I cannot seem to figure out why my url's are ignored without xlink information. That is the mysql database is accessed successfully but only the title and description information is created in the xml document.

And when I add the xlink information the document simply gives no output at all. The code is below.

<?php header('Content-Type: text/xml'); ?>
<?php echo '<?xml version="1.0" encoding="utf-8"?>'; ?>
<rss version="2.0">
    <channel xmlns:xlink="http://www.w3.org/1999/xlink>
        <title>METHUZALA.COM</title>
        <link xlink:type="simple" xlink:href="http://www.methuzala.com">http://www.methuzala.com</link>
        <description>UPDATE: Articles Found and Added</description>
        <language> en-us </language>

        <?php 
            require('php/includes/path.php');
            $conn= mysqli_connect(DB_HOST, DB_USER, DB_PASSWORD, DB_NAME );
            $query="SELECT title, short_title, article_url, short_description from  news_article";
            $data = mysqli_query($conn,$query);
            while ($row = mysqli_fetch_array($data))  {
                echo '<item">';
                echo '<title>'.  $row['title']. '</title>';
                echo '<wurl xlink:type="simple" xlink:href="'.$row['article_url'].'" xlink:show="new">TESTING'.'</wurl>';
                echo '<description>'. $row['short_description']. '</description>';
                echo '</item>';
            } //while-end of file
            mysqli_close($conn);
            echo '</item>';
        ?>
    </channel>
</rss>    
2

There are 2 answers

5
Rod On

I welcome any input that might be helpful. I removed the xlink information and this code produces a result that is radically different depending on the browser.

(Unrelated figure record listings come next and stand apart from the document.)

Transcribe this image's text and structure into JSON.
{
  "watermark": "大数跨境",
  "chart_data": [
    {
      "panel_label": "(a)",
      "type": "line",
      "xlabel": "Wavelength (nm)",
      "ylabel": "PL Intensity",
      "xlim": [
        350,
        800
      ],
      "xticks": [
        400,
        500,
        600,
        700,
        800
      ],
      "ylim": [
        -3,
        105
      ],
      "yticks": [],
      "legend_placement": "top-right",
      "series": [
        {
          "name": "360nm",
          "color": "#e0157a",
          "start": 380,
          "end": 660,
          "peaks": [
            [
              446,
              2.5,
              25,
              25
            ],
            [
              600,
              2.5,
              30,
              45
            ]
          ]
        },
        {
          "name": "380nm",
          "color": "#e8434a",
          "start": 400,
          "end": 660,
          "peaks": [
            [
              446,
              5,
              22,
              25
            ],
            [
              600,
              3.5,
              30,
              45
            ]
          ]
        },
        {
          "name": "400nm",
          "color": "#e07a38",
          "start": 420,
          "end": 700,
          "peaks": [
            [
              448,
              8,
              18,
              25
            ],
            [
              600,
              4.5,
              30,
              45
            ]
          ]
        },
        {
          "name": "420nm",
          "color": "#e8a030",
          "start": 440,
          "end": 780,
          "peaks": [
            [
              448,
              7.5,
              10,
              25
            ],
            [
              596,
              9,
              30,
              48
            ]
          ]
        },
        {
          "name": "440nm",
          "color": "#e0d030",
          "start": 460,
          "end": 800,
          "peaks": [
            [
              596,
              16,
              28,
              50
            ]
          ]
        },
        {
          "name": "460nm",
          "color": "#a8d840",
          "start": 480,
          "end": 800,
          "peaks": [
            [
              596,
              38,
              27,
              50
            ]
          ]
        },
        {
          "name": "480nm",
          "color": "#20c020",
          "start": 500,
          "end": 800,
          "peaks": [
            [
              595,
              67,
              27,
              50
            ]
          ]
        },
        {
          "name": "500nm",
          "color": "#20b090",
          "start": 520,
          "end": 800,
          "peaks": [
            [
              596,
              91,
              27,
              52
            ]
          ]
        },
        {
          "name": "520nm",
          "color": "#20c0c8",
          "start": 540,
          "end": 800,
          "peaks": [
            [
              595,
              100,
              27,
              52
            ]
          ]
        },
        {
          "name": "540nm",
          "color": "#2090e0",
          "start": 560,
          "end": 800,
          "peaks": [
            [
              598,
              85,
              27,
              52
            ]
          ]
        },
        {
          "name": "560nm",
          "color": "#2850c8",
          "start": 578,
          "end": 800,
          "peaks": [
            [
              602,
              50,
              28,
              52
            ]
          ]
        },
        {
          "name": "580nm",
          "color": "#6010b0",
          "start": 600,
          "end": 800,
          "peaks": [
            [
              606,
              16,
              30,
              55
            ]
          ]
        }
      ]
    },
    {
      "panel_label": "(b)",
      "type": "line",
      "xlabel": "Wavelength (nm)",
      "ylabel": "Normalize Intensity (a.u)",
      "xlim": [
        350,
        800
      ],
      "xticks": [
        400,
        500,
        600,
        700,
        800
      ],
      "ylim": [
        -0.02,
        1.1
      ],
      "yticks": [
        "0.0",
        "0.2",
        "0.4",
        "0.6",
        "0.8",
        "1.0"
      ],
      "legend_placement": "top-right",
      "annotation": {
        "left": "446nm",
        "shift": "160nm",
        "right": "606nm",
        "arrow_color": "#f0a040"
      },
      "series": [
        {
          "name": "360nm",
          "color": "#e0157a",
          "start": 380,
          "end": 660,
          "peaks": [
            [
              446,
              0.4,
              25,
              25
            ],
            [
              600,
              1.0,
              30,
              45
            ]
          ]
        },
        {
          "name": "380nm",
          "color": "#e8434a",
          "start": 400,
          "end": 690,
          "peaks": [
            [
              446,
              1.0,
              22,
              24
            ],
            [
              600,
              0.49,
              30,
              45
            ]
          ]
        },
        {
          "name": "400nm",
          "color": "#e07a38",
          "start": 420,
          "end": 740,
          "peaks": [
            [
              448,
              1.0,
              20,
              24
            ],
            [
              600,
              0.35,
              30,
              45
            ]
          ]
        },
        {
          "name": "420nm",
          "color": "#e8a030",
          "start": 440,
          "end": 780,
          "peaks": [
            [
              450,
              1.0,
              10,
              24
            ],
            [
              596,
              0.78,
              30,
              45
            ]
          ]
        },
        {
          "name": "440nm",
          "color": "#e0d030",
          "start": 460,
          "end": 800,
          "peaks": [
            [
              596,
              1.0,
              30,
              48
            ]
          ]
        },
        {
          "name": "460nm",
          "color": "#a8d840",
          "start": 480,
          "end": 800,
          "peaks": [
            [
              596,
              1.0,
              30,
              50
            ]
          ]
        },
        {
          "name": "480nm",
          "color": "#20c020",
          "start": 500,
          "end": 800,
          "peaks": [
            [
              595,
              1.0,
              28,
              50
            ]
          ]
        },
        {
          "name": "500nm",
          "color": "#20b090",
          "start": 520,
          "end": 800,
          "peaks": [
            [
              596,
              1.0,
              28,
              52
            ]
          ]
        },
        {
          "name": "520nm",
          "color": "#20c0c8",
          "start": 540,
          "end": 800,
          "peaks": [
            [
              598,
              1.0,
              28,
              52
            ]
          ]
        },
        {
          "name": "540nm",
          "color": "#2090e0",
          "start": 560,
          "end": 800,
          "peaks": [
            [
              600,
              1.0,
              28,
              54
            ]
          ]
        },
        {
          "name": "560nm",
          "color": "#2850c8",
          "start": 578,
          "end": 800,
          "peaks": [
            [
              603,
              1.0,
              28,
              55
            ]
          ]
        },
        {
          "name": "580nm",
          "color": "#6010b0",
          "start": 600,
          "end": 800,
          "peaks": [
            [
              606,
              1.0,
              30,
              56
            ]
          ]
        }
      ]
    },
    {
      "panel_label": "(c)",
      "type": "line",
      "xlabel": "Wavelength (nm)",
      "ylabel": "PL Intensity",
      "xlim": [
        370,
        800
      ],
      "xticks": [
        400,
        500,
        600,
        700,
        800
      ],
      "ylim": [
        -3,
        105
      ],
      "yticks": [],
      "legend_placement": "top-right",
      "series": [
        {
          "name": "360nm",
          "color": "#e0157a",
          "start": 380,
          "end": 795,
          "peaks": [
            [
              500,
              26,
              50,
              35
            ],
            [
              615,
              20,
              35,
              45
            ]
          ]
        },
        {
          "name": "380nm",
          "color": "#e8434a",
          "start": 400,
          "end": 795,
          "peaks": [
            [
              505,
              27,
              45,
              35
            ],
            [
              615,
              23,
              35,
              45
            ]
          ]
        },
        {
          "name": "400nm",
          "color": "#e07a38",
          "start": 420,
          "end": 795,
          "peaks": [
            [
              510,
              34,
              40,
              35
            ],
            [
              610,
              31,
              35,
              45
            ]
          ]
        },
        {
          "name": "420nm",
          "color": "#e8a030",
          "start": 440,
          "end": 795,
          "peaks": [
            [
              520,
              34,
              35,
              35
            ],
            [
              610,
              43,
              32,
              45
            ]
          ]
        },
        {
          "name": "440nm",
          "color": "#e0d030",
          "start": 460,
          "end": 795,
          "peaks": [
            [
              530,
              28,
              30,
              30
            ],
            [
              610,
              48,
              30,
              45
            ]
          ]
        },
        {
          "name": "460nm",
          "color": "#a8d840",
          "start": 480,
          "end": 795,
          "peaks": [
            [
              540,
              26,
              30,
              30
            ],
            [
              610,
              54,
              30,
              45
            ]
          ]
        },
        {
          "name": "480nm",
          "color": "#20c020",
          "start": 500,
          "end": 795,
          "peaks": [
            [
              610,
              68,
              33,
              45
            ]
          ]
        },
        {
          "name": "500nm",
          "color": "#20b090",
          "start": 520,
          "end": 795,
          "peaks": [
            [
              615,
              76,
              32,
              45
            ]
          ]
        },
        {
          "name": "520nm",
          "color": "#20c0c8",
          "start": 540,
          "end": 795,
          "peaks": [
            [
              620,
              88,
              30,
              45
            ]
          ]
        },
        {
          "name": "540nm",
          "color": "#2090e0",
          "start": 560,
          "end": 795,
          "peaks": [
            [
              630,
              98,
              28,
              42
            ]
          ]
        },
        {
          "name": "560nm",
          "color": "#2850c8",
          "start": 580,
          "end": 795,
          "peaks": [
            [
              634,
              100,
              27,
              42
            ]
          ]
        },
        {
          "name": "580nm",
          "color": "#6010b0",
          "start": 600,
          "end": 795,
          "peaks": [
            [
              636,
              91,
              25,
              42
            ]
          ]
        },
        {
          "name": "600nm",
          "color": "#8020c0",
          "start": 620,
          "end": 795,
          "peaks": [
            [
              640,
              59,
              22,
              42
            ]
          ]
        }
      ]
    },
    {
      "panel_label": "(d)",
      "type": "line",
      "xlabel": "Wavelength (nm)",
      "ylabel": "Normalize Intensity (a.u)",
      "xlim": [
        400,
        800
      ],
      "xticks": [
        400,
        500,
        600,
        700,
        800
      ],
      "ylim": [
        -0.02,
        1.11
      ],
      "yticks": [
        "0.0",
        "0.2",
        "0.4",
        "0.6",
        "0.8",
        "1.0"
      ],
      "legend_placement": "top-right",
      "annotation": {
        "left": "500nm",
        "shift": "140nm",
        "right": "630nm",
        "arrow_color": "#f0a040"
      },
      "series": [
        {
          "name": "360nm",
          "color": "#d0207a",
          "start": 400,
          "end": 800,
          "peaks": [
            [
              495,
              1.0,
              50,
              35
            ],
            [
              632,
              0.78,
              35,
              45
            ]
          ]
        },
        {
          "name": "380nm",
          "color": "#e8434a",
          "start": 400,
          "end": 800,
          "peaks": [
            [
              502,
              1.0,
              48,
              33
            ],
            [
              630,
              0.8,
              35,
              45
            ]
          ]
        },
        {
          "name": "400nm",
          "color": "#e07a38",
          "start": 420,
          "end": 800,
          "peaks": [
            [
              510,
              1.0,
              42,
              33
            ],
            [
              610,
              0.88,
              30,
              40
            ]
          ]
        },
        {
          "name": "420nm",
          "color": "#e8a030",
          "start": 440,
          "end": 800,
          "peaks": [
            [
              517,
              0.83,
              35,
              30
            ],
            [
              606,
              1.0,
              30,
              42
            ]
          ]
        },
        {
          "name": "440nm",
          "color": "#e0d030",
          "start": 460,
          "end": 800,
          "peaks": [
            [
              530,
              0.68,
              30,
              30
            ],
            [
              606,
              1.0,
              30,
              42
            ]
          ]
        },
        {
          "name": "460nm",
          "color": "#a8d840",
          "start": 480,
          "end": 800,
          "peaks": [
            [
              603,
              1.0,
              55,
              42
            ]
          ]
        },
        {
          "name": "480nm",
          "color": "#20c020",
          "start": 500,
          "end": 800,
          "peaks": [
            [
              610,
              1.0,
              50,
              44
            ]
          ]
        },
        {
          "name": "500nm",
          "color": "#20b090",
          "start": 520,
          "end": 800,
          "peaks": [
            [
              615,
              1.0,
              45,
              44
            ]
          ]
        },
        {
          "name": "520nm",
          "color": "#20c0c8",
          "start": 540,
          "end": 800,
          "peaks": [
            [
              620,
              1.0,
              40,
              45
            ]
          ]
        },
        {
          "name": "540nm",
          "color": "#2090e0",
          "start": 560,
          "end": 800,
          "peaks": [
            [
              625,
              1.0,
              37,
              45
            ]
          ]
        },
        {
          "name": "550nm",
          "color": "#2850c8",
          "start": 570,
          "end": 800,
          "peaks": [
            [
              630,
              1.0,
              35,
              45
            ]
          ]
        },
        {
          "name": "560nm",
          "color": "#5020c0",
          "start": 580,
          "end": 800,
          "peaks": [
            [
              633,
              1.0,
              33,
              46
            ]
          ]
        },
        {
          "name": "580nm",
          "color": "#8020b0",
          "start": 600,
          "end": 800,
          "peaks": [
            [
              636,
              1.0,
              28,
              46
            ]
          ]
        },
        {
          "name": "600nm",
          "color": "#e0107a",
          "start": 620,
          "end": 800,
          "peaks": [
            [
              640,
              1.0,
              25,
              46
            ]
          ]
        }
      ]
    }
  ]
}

In Chrome: It gives the correct rss XML file output, but no newsfeed output.

In Safari: It gives the correct newsfeed output but it is not formatted. it is one large paragraph.

In Firefox: It gives the correct first lines of the channel(Title of the newsfeed, description of the newsfeed, but no links or elements show in the xml output. Elements are all blank.

<?php header('Content-Type: text/xml'); 
echo '<?xml version="1.0" encoding="utf-8"?>'; ?>
<rss version="2.0">
    <channel>
        <title>METHUZALA.COM</title>
        <link>http://www.methuzala.com</link>
        <description>UPDATE: Articles Found and Added</description>
        <language> en-us </language>

        <?php 
            require('php/includes/path.php');
            $conn= mysqli_connect(DB_HOST, DB_USER, DB_PASSWORD, DB_NAME );
            $query="SELECT title, article_url, short_description from  news_article";
            $data = mysqli_query($conn,$query);
            while ($row = mysqli_fetch_array($data))  {
                $title=$row['title'];
                $wurl=$row['article_url'];
                $description=$row['short_description'];
        ?>
        <element> 
            <title><?php echo $title; ?></title>
            <link><?php echo $wurl; ?></link>
            <description><?php echo $description; ?></description>
        </element>
        <?php
        }
        mysqli_close($conn);
        ?>
    </channel>
</rss>

firefox output safari output

1
Nigel Ren On

When you are opening the <item> tag, you have an extra quote...

echo '<item">';

Should be

echo '<item>';

This would through out the quoting of data cause all sorts to be combined.